At a poultry farm in the south of Russia, seven employees are infected with the bird flu variant H5N8. It is the first time that the highly pathogenic virus has been found in humans. There is no evidence of human-to-human transmission so far.
Anna Popova, the head of the Russian consumer health authority, says the contamination has been confirmed in laboratory tests. The Russians then informed the World Health Organization WHO.
The virus was found in employees of a poultry farm where outbreaks of H5N8 were reported late last year. Popova described the cases in humans as “mild,” according to Russian news agency Interfax.
“The virus can be transmitted from birds to humans, it has overcome the interspecies barrier,” Popova reported. This variant of the influenza virus has not yet been transmitted from human to human. Only time will tell how quickly mutations will be able to overcome this barrier.
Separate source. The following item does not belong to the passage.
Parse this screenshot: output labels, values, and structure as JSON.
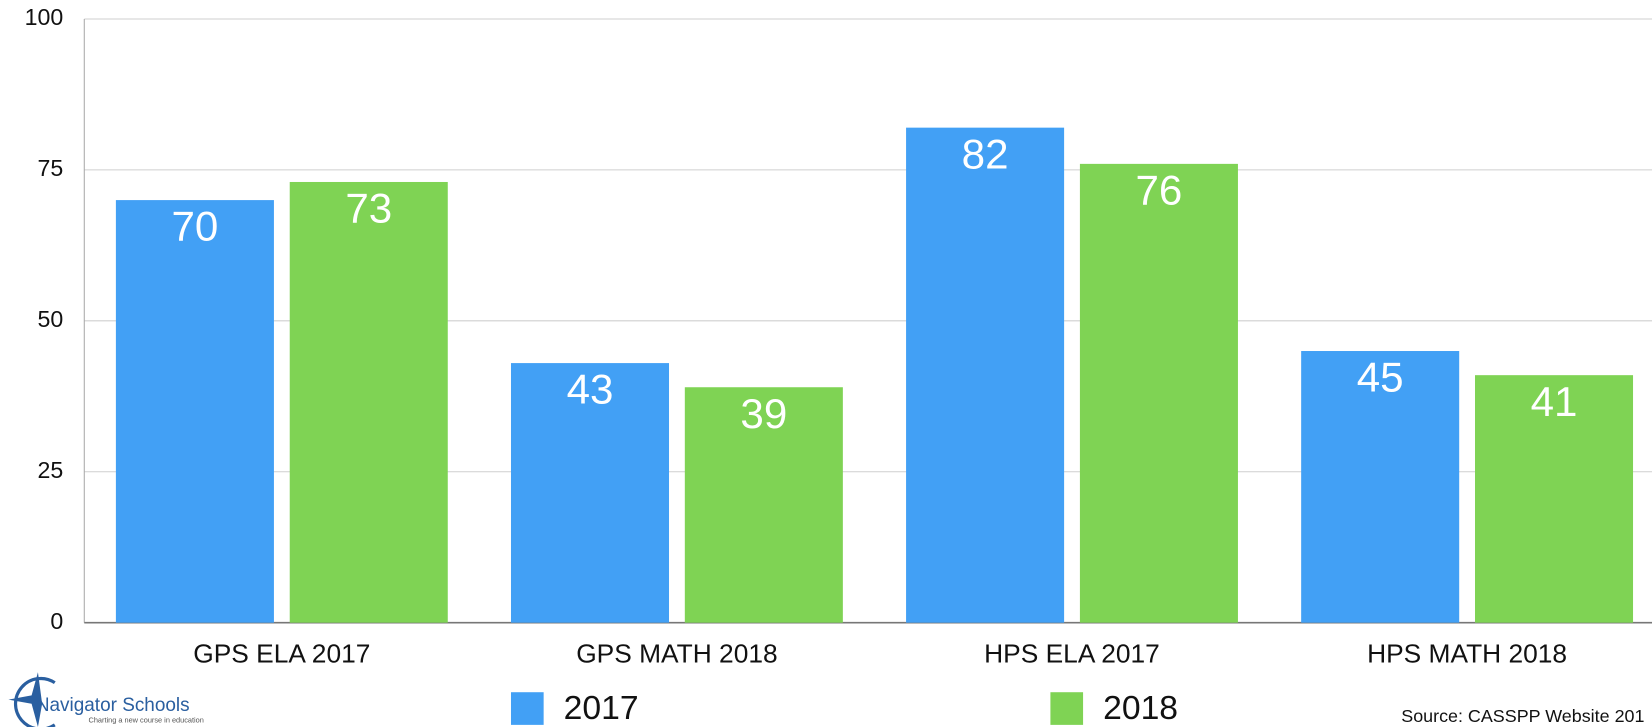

H5N8 has been found in birds since 1983, and outbreaks have occurred on a regular basis since 2014, when it was found in breeding ducks in South Korea. Numerous outbreaks have been reported worldwide in recent months, not only in Russia or the Netherlands, but also in France, Germany, Italy, Spain, the United Kingdom, China, Japan and South Korea, among others.
Cases of H5 viruses in humans are rare, but are usually found in humans in contact with sick or dead birds.
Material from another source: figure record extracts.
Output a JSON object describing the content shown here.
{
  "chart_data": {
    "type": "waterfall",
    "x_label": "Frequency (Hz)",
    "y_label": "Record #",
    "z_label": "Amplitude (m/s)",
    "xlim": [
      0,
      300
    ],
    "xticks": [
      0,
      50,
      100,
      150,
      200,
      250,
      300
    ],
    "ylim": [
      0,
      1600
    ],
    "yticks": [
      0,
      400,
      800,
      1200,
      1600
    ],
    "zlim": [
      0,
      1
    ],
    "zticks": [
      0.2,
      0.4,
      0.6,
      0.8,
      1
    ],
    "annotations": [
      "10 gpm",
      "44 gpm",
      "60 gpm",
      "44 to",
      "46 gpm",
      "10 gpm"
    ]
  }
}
According to the WHO, 239 human cases of H5N1 avian flu have been reported in China and Southeast Asia in the past 20 years, of which 134 people have died. More recently, in January, two people in China became infected with the H5N6 variant, killing a three-year-old girl.
"Community awareness of potential human health hazards is essential to prevent infection in humans," WHO said in a public health review for H5 viruses. "Surveillance must continue to detect human cases and early changes in the transmissibility and infectivity of the viruses."